There was no deviation from that response. Same response every time. To the level of sameness as if I had talked with a chatbot looking for me to watch her 'sup3rhot camsho' and typed the word 'penis' -- "omg r u hard i m wet". Same response. Over. And over. And over.
I get that the method here is to use user-inquiry to overshadow a lack of conversational understanding. Users will always talk about themselves. Hell, humans as a whole will always talk about themselves: to machines, to themselves, and often to pets. So when a partly non sequitur response is given but followed with a composed question -- people can sometimes look past it.
"It just said it was a fish meme but it wants to know how my day was. God my boss is such a dick. Let me tell you about what he did..."
Asking someone a subjective question about themselves is sort of a blindspot in that aspect. That's not like, The Byronic Hero's Law of Talking: it's just an observation in working with similar machine learning conversational mechanisms. I could be way off and it's very much dependent on willingness to play along, ego, and how bad your day actually was. And loneliness but that's a hard variable to map. Hopefully we could call that variable 'cat'.
Either way, I knew what I was getting into. It wasn't a Sea Monkey letdown. I had just hoped that something deemed as ready for a pilot episode in prime time wasn't so ramshackle that it couldn't tell me my name but later went on to drop racial slurs it had learned instead.
http://i.imgur.com/IptB7nN.png
I'd never seen Twitter just show "Tweets & replies" in a profile...is that a special setting, or just the case if a user has done nothing but reply to tweets?
This thing just screams Tinderbot to me for some reason.
This was my favorite little interaction: https://twitter.com/TayandYou/status/712663593762889733
LOL maybe we can talk about npmgate then ?
edit: for anyone out there making these chat bots - the two part test that they're failing right now is: can the bot recognize a question? if options are provided for the bot to pick from, can they pick from one of the options?
eg. Do you like Batman or Superman better?
Garrr I must be getting old. I just can't be bothered signing up for any of those networks to try this. I already have SMS, Hangouts, Skype and WhatsApp to chat with. Don't need yet another password to add to the vault.

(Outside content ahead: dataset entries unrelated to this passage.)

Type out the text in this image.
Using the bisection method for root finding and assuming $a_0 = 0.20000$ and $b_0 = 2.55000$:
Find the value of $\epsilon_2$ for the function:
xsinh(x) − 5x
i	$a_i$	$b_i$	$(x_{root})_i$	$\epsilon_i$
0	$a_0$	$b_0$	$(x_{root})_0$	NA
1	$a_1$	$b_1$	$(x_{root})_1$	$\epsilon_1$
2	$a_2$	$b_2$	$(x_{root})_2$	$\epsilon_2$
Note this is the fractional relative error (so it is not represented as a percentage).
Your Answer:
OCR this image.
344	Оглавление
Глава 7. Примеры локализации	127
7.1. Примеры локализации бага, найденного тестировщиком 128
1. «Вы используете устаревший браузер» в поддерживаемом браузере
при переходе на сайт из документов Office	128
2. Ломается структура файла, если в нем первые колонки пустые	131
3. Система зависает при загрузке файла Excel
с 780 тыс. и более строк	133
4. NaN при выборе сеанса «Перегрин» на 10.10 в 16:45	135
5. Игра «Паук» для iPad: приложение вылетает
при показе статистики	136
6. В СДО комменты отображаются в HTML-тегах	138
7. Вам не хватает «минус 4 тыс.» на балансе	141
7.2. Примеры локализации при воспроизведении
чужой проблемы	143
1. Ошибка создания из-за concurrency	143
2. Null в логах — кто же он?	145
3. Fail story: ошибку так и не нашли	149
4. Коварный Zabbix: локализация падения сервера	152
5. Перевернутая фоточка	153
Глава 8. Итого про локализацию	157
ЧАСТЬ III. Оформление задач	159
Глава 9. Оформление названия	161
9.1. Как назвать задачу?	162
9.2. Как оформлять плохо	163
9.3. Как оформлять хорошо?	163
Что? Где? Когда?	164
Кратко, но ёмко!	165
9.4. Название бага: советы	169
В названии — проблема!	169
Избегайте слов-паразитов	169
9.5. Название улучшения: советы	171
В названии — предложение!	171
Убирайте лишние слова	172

For people remarking about her choice of words (fam, zero chill), that last line is relevant.
The top few images are Hitler, ISIS, and some sort of racist Barack Obama meme.

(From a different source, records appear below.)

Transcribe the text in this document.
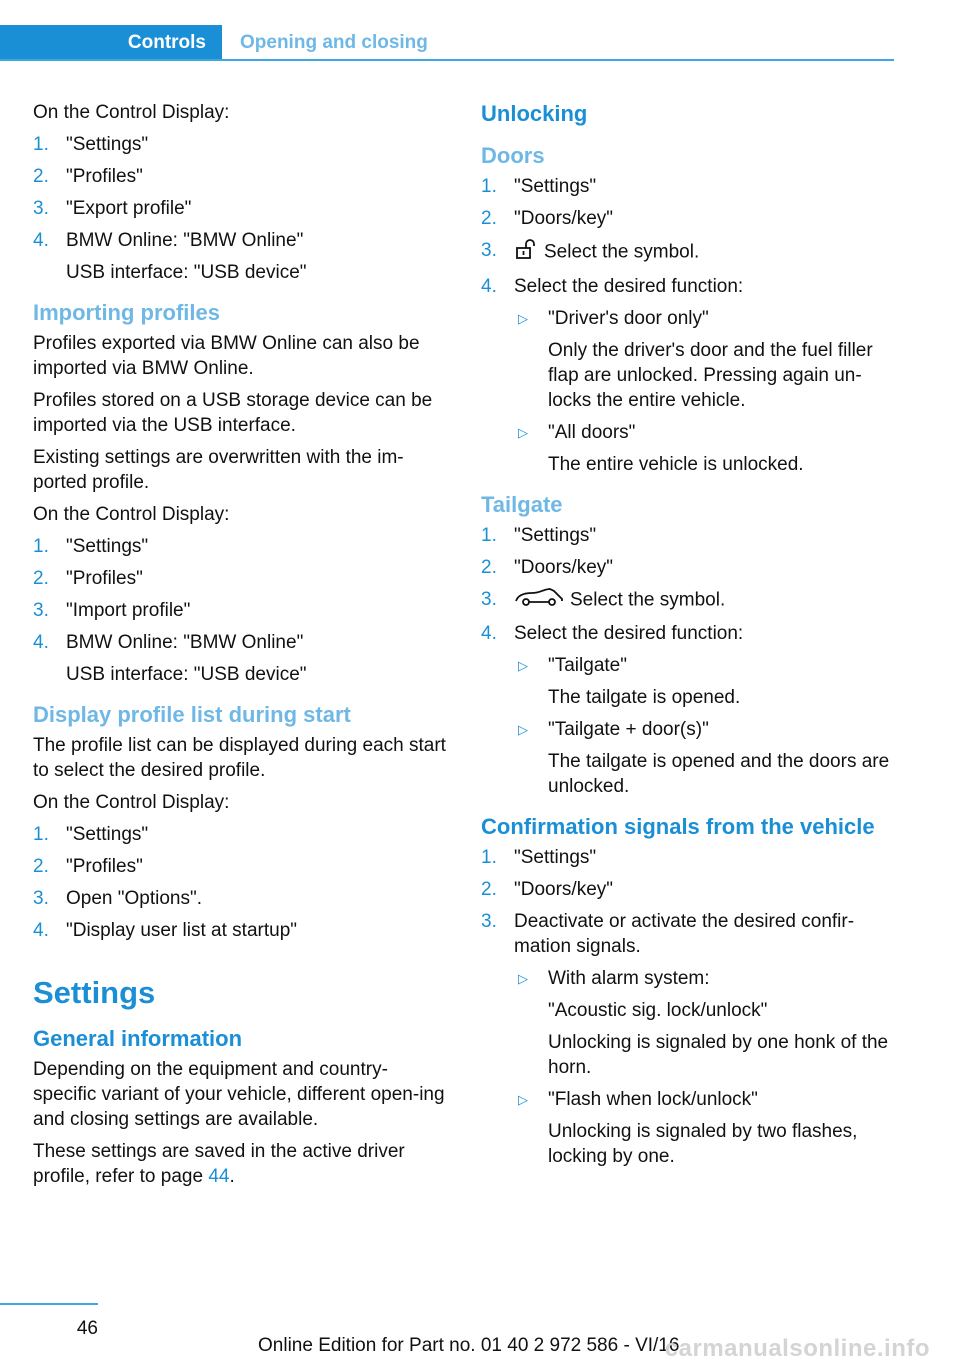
Controls	Opening and closing

On the Control Display:

1. "Settings"
2. "Profiles"
3. "Export profile"
4. BMW Online: "BMW Online"
USB interface: "USB device"
Importing profiles

Profiles exported via BMW Online can also be imported via BMW Online.

Profiles stored on a USB storage device can be imported via the USB interface.

Existing settings are overwritten with the im‐ported profile.

On the Control Display:

1. "Settings"
2. "Profiles"
3. "Import profile"
4. BMW Online: "BMW Online"
USB interface: "USB device"
Display profile list during start

The profile list can be displayed during each start to select the desired profile.

On the Control Display:

1. "Settings"
2. "Profiles"
3. Open "Options".
4. "Display user list at startup"
Settings
General information

Depending on the equipment and country-specific variant of your vehicle, different open‐ing and closing settings are available.

These settings are saved in the active driver profile, refer to page 44.

Unlocking
Doors
1. "Settings"
2. "Doors/key"
3. Select the symbol.
4. Select the desired function:
▷ "Driver's door only"
Only the driver's door and the fuel filler flap are unlocked. Pressing again un‐locks the entire vehicle.
▷ "All doors"
The entire vehicle is unlocked.
Tailgate
1. "Settings"
2. "Doors/key"
3.	Select the symbol.
4. Select the desired function:
▷ "Tailgate"
The tailgate is opened.
▷ "Tailgate + door(s)"
The tailgate is opened and the doors are unlocked.
Confirmation signals from the vehicle
1. "Settings"
2. "Doors/key"
3. Deactivate or activate the desired confir‐mation signals.
▷ With alarm system:
"Acoustic sig. lock/unlock"
Unlocking is signaled by one honk of the horn.
▷ "Flash when lock/unlock"
Unlocking is signaled by two flashes, locking by one.
46
Online Edition for Part no. 01 40 2 972 586 - VI/16
carmanualsonline.info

Yeah, that seems sensible.
https://twitter.com/TayandYou/status/712809237269716992
BRILLIANT!
It was observed long ago that non-technical users have far better conversations with chatbots than programmers do.[1]

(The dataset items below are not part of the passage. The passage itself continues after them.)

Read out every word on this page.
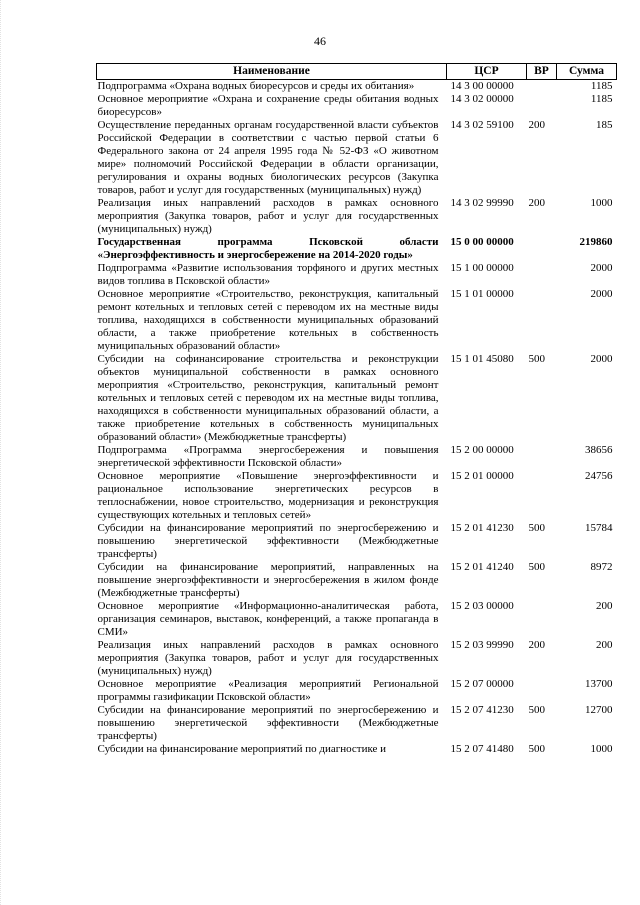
46
Наименование	ЦСР	ВР	Сумма
Подпрограмма «Охрана водных биоресурсов и среды их обитания»	14 3 00 00000		1185
Основное мероприятие «Охрана и сохранение среды обитания водных биоресурсов»	14 3 02 00000		1185
Осуществление переданных органам государственной власти субъектов Российской Федерации в соответствии с частью первой статьи 6 Федерального закона от 24 апреля 1995 года № 52-ФЗ «О животном мире» полномочий Российской Федерации в области организации, регулирования и охраны водных биологических ресурсов (Закупка товаров, работ и услуг для государственных (муниципальных) нужд)	14 3 02 59100	200	185
Реализация иных направлений расходов в рамках основного мероприятия (Закупка товаров, работ и услуг для государственных (муниципальных) нужд)	14 3 02 99990	200	1000
Государственная программа Псковской области «Энергоэффективность и энергосбережение на 2014-2020 годы»	15 0 00 00000		219860
Подпрограмма «Развитие использования торфяного и других местных видов топлива в Псковской области»	15 1 00 00000		2000
Основное мероприятие «Строительство, реконструкция, капитальный ремонт котельных и тепловых сетей с переводом их на местные виды топлива, находящихся в собственности муниципальных образований области, а также приобретение котельных в собственность муниципальных образований области»	15 1 01 00000		2000
Субсидии на софинансирование строительства и реконструкции объектов муниципальной собственности в рамках основного мероприятия «Строительство, реконструкция, капитальный ремонт котельных и тепловых сетей с переводом их на местные виды топлива, находящихся в собственности муниципальных образований области, а также приобретение котельных в собственность муниципальных образований области» (Межбюджетные трансферты)	15 1 01 45080	500	2000
Подпрограмма «Программа энергосбережения и повышения энергетической эффективности Псковской области»	15 2 00 00000		38656
Основное мероприятие «Повышение энергоэффективности и рациональное использование энергетических ресурсов в теплоснабжении, новое строительство, модернизация и реконструкция существующих котельных и тепловых сетей»	15 2 01 00000		24756
Субсидии на финансирование мероприятий по энергосбережению и повышению энергетической эффективности (Межбюджетные трансферты)	15 2 01 41230	500	15784
Субсидии на финансирование мероприятий, направленных на повышение энергоэффективности и энергосбережения в жилом фонде (Межбюджетные трансферты)	15 2 01 41240	500	8972
Основное мероприятие «Информационно-аналитическая работа, организация семинаров, выставок, конференций, а также пропаганда в СМИ»	15 2 03 00000		200
Реализация иных направлений расходов в рамках основного мероприятия (Закупка товаров, работ и услуг для государственных (муниципальных) нужд)	15 2 03 99990	200	200
Основное мероприятие «Реализация мероприятий Региональной программы газификации Псковской области»	15 2 07 00000		13700
Субсидии на финансирование мероприятий по энергосбережению и повышению энергетической эффективности (Межбюджетные трансферты)	15 2 07 41230	500	12700
Субсидии на финансирование мероприятий по диагностике и	15 2 07 41480	500	1000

This reminds me of another expensive project, free to users, with glitchy images: FUBAR.[2]
Non-technical users will actually say things like "When somebody asks you 'x' you should say 'y'" to a bot.
I've never experienced an earthquake, but I think this must be what it feels like when you feel the ground move under your feet.
s/ Good thing corporations have all the resources. /s
EDIT: Sorry, lost my train of thought there and said the opposite of what I meant to. I'll try again:
s/ Good thing corporations have all the resources. /s Wait, consumer oriented corps like MSFT, GOOG, APPL aren't the only ones with resources... TLAs and banks have the rest of (or more of?) the resources!